Structured sentencing tables provide presumptive ranges and allow for more lenient sentences when courts find mitigating factors and harsher sentences when aggravating factors are found to exist.
When the case came back to his courtroom, Webb questioned the victim’s mother about a prior incident when the 13-year-old son of the girl’s caregiver allegedly touched the then-3-year-old girl inappropriately on the outside of her clothing.
“(The woman) responded adversely to this questioning, asking: “Why [do] we have to bring this up?” and “Why do we have to talk about this, sir? and “Why is this important, sir?” Hunter wrote in a summary of the case.
On Dec. 13, 2013, Webb made findings of several mitigating factors in Thomsen’s case, including that the victim’s parents “allowed the minor child to be in the custody of the teenaged defendant without responsible adult supervision.”
The Court of Appeals rejected that finding because Thomsen was 18 years old and a legal adult at the time of the sexual abuse.
“For the reasons stated above, this finding is manifestly unsupported by reason,” Hunter wrote. “Defendant…had no prior criminal record and nothing in his record indicates Defendant was prone to this type of criminal behavior when he was left alone with (the victim).”
Other mitigating factors Webb cited were the absence of physical trauma to the victim’s private parts at the time of her examination, that the defendant was not designated a sexually violent predator and that the defendant had participated in Junior ROTC while in high school.
After announcing his findings, Webb accepted the sentence agreed upon in the plea arrangement and immediately set it aside, entering a sua sponte, or self-initiated, order for appropriate relief.
In the order, Webb’s findings of fact placed responsibility on the victim’s parents for allowing her to be “in the custody of the teenaged defendant without responsible adult supervision” after the incident five years prior involving the caretaker’s son.
Webb wrote it was “unconsciousable [sic]” that Thomsen be sentenced to 25 to 35 years in prison given the facts of the case.
On appeal, Hunter wrote that Webb’s finding of a lack of adult supervision constituted “a manifest abuse of discretion.”
Webb determined the original sentence constituted cruel and unusual punishment in violation of the Eighth Amendment, an argument the Court of Appeals rejected.
“The State and defendant agreed to a consolidated minimum sentence of 300 months’ imprisonment,” Hunter wrote. “A 300-month sentence is not grossly disproportionate to the two crimes to which Defendant pled guilty.

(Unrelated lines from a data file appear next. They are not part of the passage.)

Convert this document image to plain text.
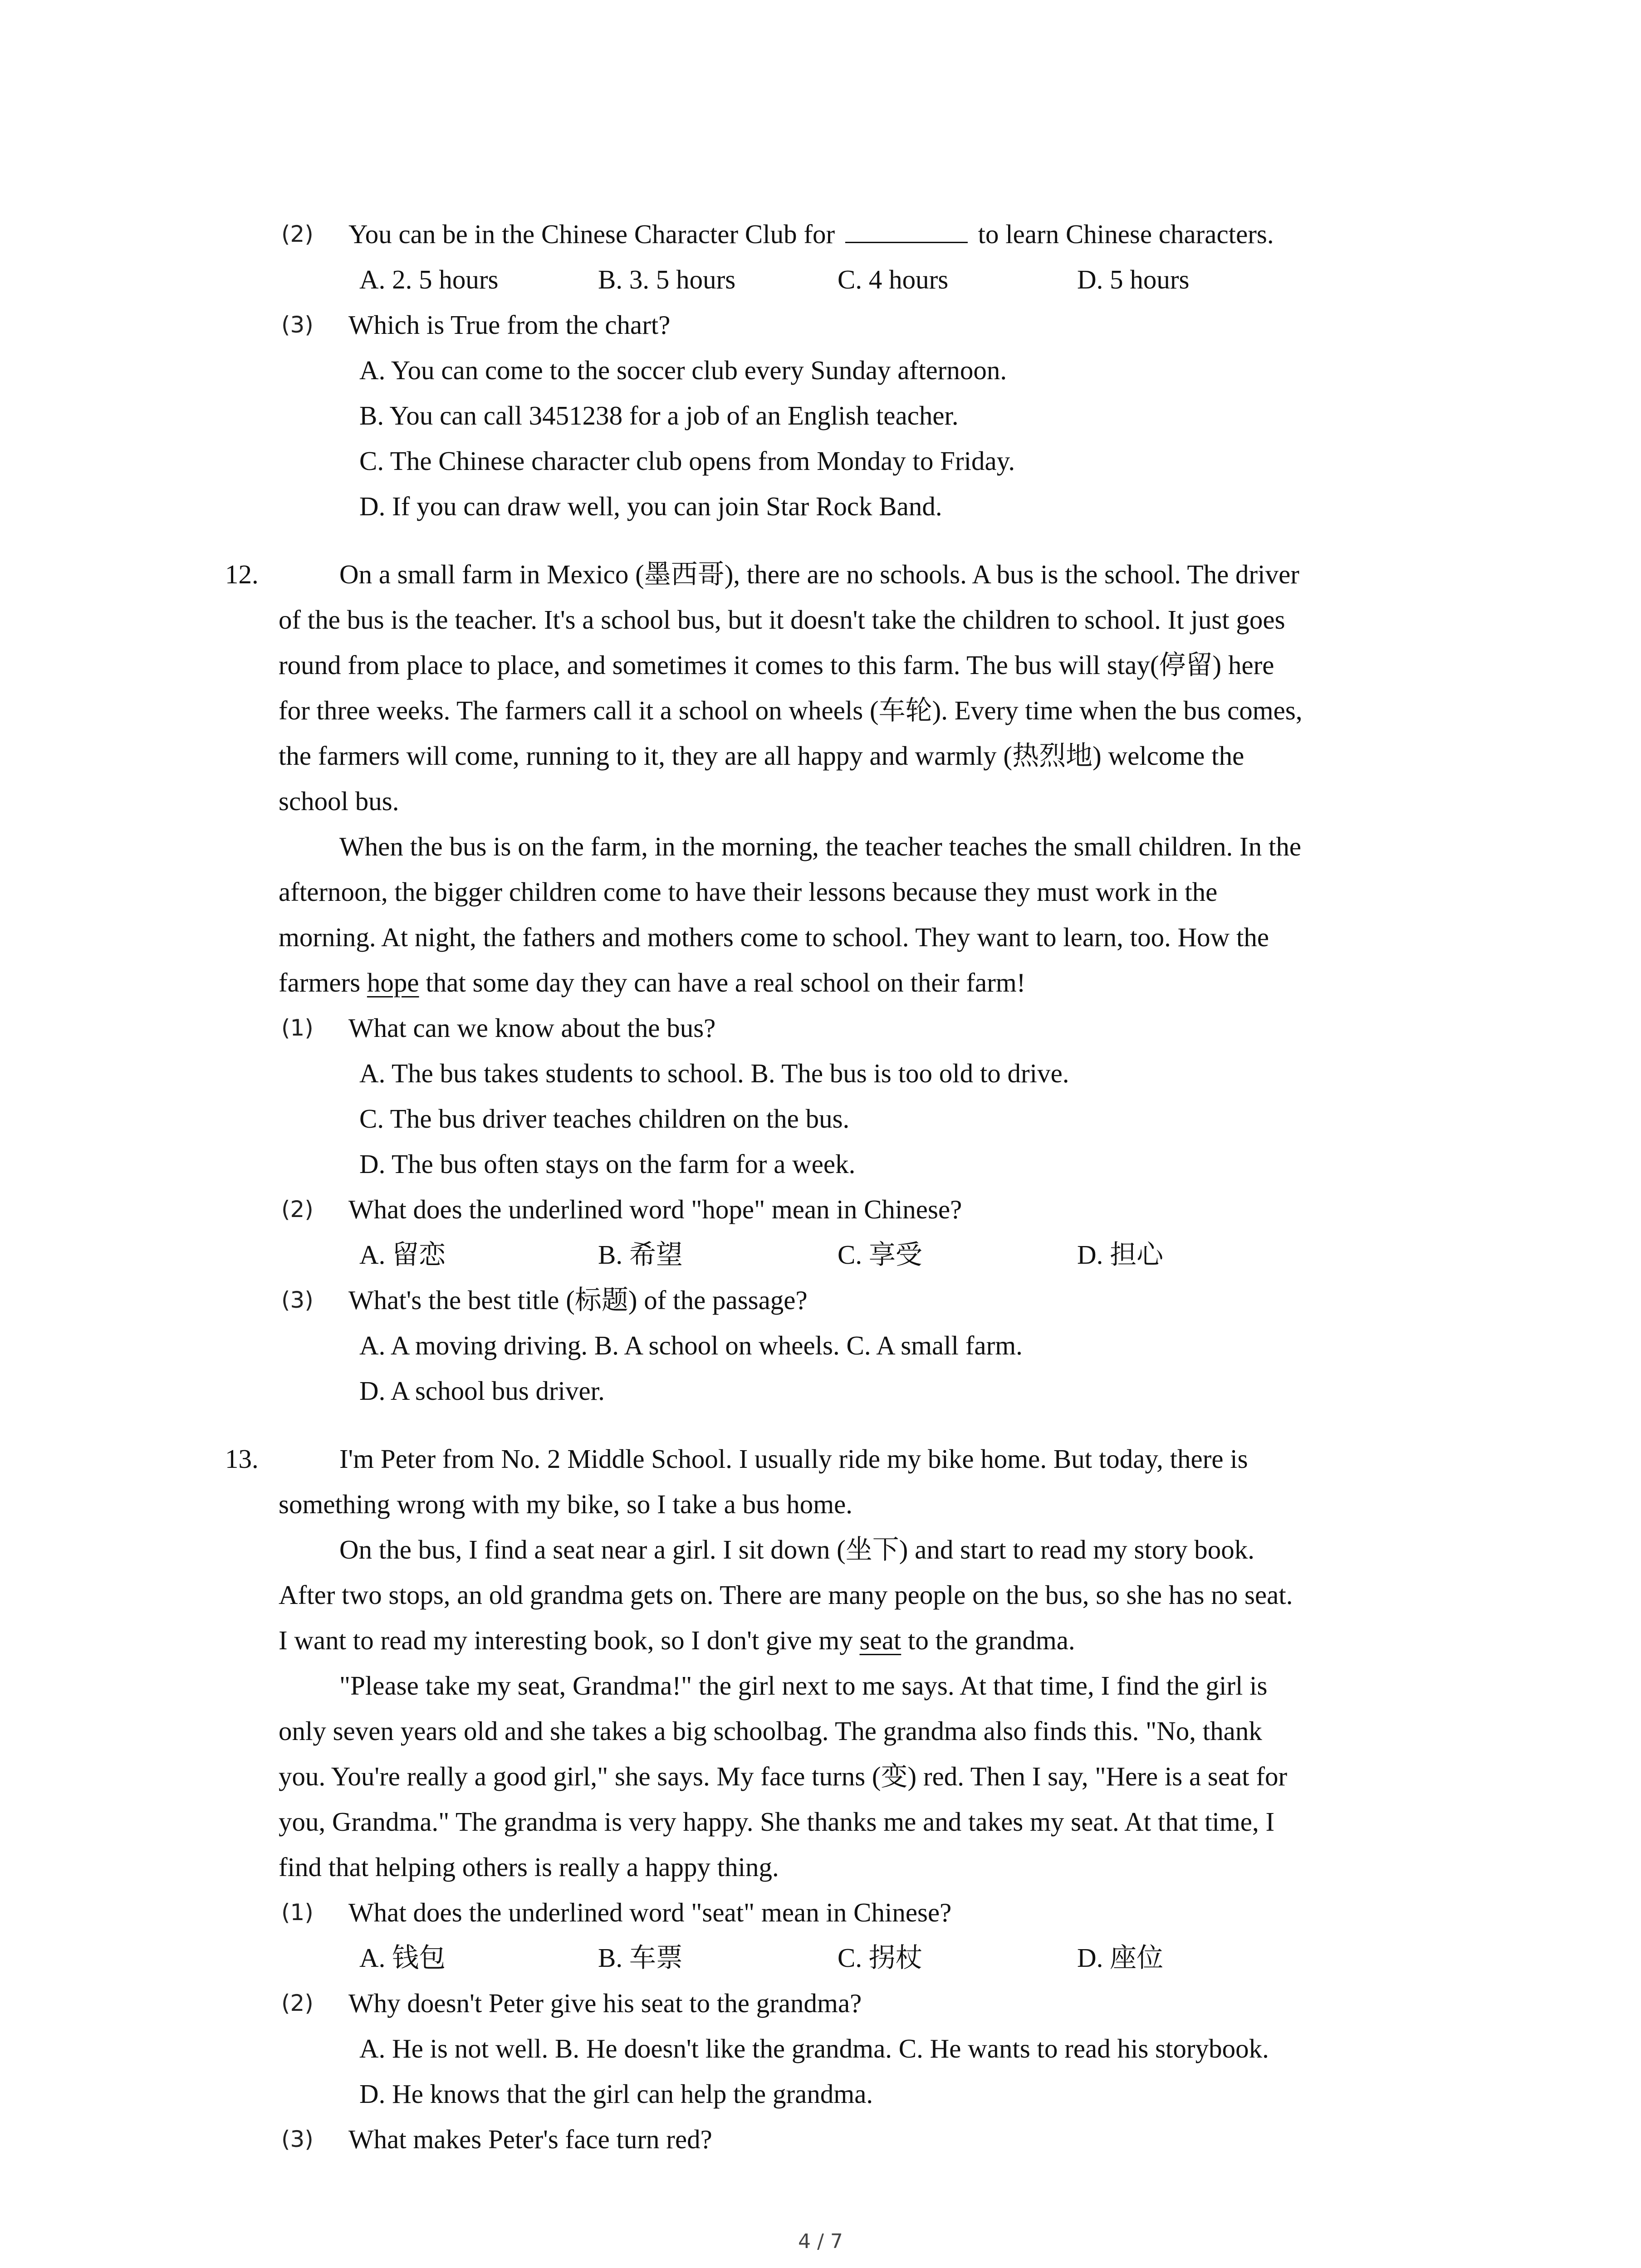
(2) You can be in the Chinese Character Club for	to learn Chinese characters.
A. 2. 5 hours	B. 3. 5 hours	C. 4 hours	D. 5 hours
(3) Which is True from the chart?
A. You can come to the soccer club every Sunday afternoon.
B. You can call 3451238 for a job of an English teacher.
C. The Chinese character club opens from Monday to Friday.
D. If you can draw well, you can join Star Rock Band.
12.	On a small farm in Mexico (墨西哥), there are no schools. A bus is the school. The driver
of the bus is the teacher. It's a school bus, but it doesn't take the children to school. It just goes
round from place to place, and sometimes it comes to this farm. The bus will stay(停留) here
for three weeks. The farmers call it a school on wheels (车轮). Every time when the bus comes,
the farmers will come, running to it, they are all happy and warmly (热烈地) welcome the
school bus.
When the bus is on the farm, in the morning, the teacher teaches the small children. In the
afternoon, the bigger children come to have their lessons because they must work in the
morning. At night, the fathers and mothers come to school. They want to learn, too. How the
farmers hope that some day they can have a real school on their farm!
(1) What can we know about the bus?
A. The bus takes students to school. B. The bus is too old to drive.
C. The bus driver teaches children on the bus.
D. The bus often stays on the farm for a week.
(2) What does the underlined word "hope" mean in Chinese?
A. 留恋	B. 希望	C. 享受	D. 担心
(3) What's the best title (标题) of the passage?
A. A moving driving. B. A school on wheels. C. A small farm.
D. A school bus driver.
13.	I'm Peter from No. 2 Middle School. I usually ride my bike home. But today, there is
something wrong with my bike, so I take a bus home.
On the bus, I find a seat near a girl. I sit down (坐下) and start to read my story book.
After two stops, an old grandma gets on. There are many people on the bus, so she has no seat.
I want to read my interesting book, so I don't give my seat to the grandma.
"Please take my seat, Grandma!" the girl next to me says. At that time, I find the girl is
only seven years old and she takes a big schoolbag. The grandma also finds this. "No, thank
you. You're really a good girl," she says. My face turns (变) red. Then I say, "Here is a seat for
you, Grandma." The grandma is very happy. She thanks me and takes my seat. At that time, I
find that helping others is really a happy thing.
(1) What does the underlined word "seat" mean in Chinese?
A. 钱包	B. 车票	C. 拐杖	D. 座位
(2) Why doesn't Peter give his seat to the grandma?
A. He is not well. B. He doesn't like the grandma. C. He wants to read his storybook.
D. He knows that the girl can help the grandma.
(3) What makes Peter's face turn red?
4 / 7
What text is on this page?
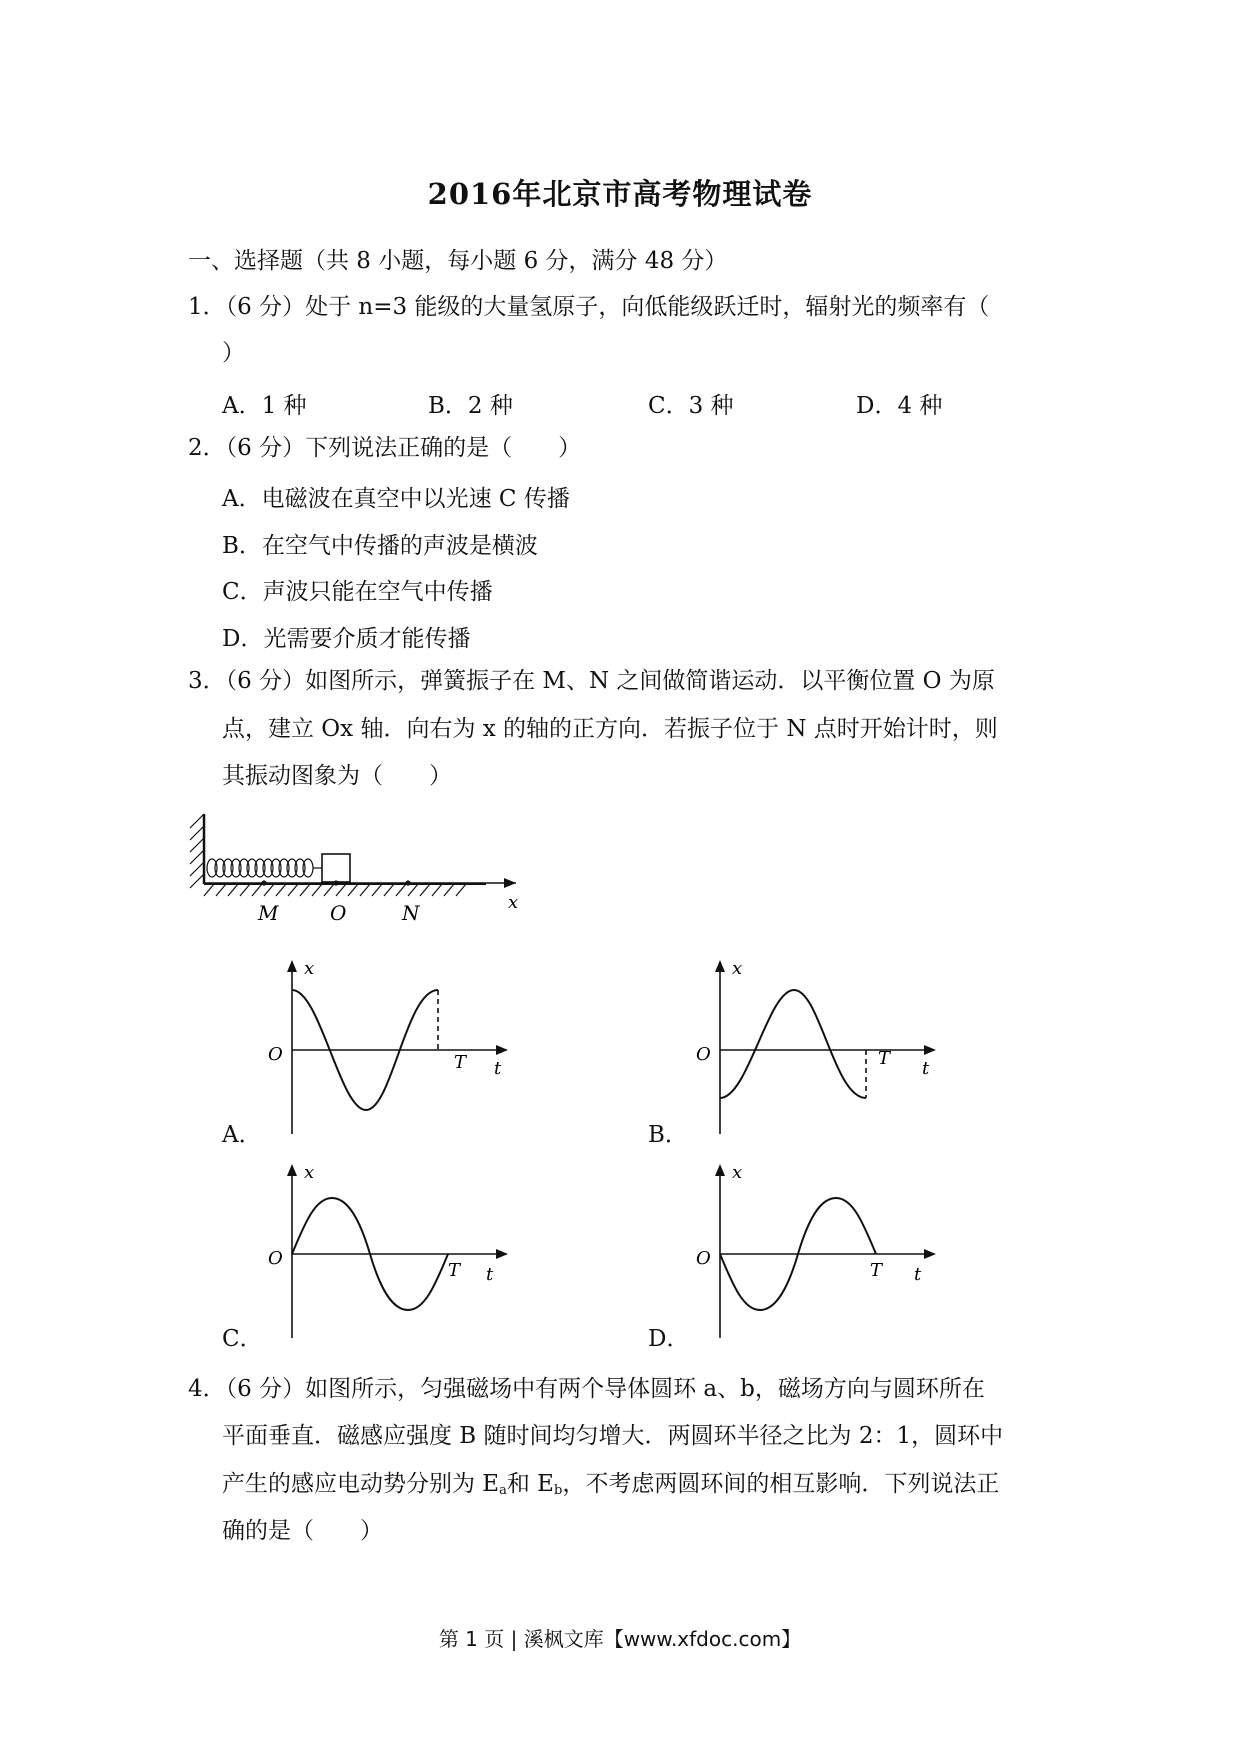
2016年北京市高考物理试卷
一、选择题（共 8 小题，每小题 6 分，满分 48 分）
1．（6 分）处于 n=3 能级的大量氢原子，向低能级跃迁时，辐射光的频率有（
）
A．1 种	B．2 种	C．3 种	D．4 种
2．（6 分）下列说法正确的是（　　）
A．电磁波在真空中以光速 C 传播
B．在空气中传播的声波是横波
C．声波只能在空气中传播
D．光需要介质才能传播
3．（6 分）如图所示，弹簧振子在 M、N 之间做简谐运动．以平衡位置 O 为原
点，建立 Ox 轴．向右为 x 的轴的正方向．若振子位于 N 点时开始计时，则
其振动图象为（　　）
M	O	N	x
x
O	T t
A．
x
O	T t
B．
x
O
T t
C．
x
O
T t
D．
4．（6 分）如图所示，匀强磁场中有两个导体圆环 a、b，磁场方向与圆环所在
平面垂直．磁感应强度 B 随时间均匀增大．两圆环半径之比为 2：1，圆环中
产生的感应电动势分别为 $E_a$和 $E_b$，不考虑两圆环间的相互影响．下列说法正
确的是（　　）
第 1 页 | 溪枫文库【www.xfdoc.com】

Furthermore, Defendant’s 300-month sentence in this case is less than or equal to the sentences of many other offenders of the same crime in this jurisdiction.”
Judge Richard Dietz concurred with Hunter in the court’s opinion.
Chief Judge Linda M. McGee dissented on procedural grounds, arguing that the prosecution did not have the authority to appeal Webb’s motion and order for appropriate relief. Her 12-page dissenting opinion did not address the facts of the underlying case.
The ruling vacates Webb’s order and sends the case back to Moore County for a new sentencing hearing.